Joseph Harbut is recorded as running the Vine Inn in the directories of 1855 & 1859, Joseph lost his wife Marie on the 25th of December 1860. Having attended a funeral this week I can say it’s never a nice time to lose a friend or loved but this date of 25th of December 1860 just so happened to be the birth day of their daughter also called Marie, young Marie Harbut was 13 years old that day her mum passed away.
The widower Joseph Harbut had moved by 1861, but not far as he was living in ‘Park Terrace’ which was on the South East corner of Dukes Road not far from the Portswood Hotel (on the top of Bevois Hill) where he worked as a waiter, work he did as the widower Joseph still had to provide for his five children aged 5 to 15 years.
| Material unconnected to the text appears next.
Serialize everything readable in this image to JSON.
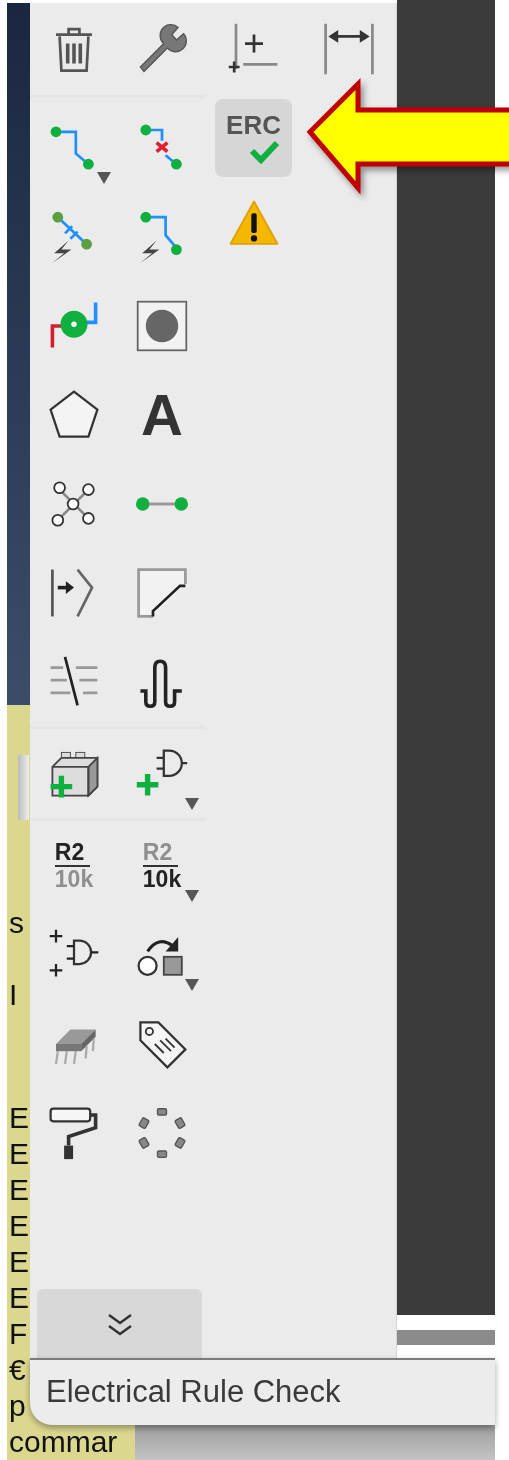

Portswood Hotel (pub) as I am sure some are aware became the ‘Hobbit’ Pub.
The Hampshire Advertiser Newspaper recorded that Joseph Harbut after a long and painful illness died on the 9th of May 1870, sadly his place of death was the Union ‘Workhouse’ in West End.
If Joseph was well enough as a inmate of the workhouse he would have been expected to work the land around the workhouse in West End, the old workhouse became Moorgreen Hospital after being taken in by Labours National Health Service. There are still clinics at Moorgreen which nowadays concentrate on Mental Health.
Mr Joseph Harbut landlord of the Vine Inn had gone, his surviving children had to make their own way in what sometimes can be a ‘Cruel Cruel world.’
The next landlord of the ‘Vine Inn’ seen is Mr Charles Allen Clifford, he ran the pub from at least 1860.
Charles Allen Clifford was born in Essex around 1801, by 1860 and at the age of 59 Charles was running the Vine Inn, 1860 was when he and his wife Elizabeth had their son Francis Archer Clifford christened in South Stoneham on the 26th of August 1860. Looking at the Census record of 1861 I see Charles was 60 years old and his wife Elizabeth was 29 years old, their son Francis was 8 months old (Lucky Landlord eh! 🙂 ) Charles ran the Vine Inn until at least 1865.
A little like Supermarkets that have taken over from smaller independent businesses, the folk at the early ‘Vine Inn’ and others pubs in the Portswood area brewed their own beer, and so were a target for the breweries who would take them over and sell their own beer, one advantage of a brewery taking over a small Inn is that they would often rebuild the pub.
Landlords came and went at this pub I remember, as the years and decades passed at the Vine Inn there are still many a yarn to tell.
The Vine Inn was a Marston’s pub in its later days, in 1979 the company said they wished to improve the toilets at the Vine, from experience I can say the toilets in the little pubs of Portswood were not the best to reach some you actually had to walk outside from the bar, back in 1950 the Ministry of Health required the Vine Inn to improve its toilets. In 1986 Marston’s sought to mount lights around the building so that the pub could better be seen.
My old watering hole has gone now, in 1999 planning permission was sought to build 4 two bedroom flats in a 2 story block, that planning permission was granted and so the Vine Inn which had been present in Portswood road for 150 years was gone.”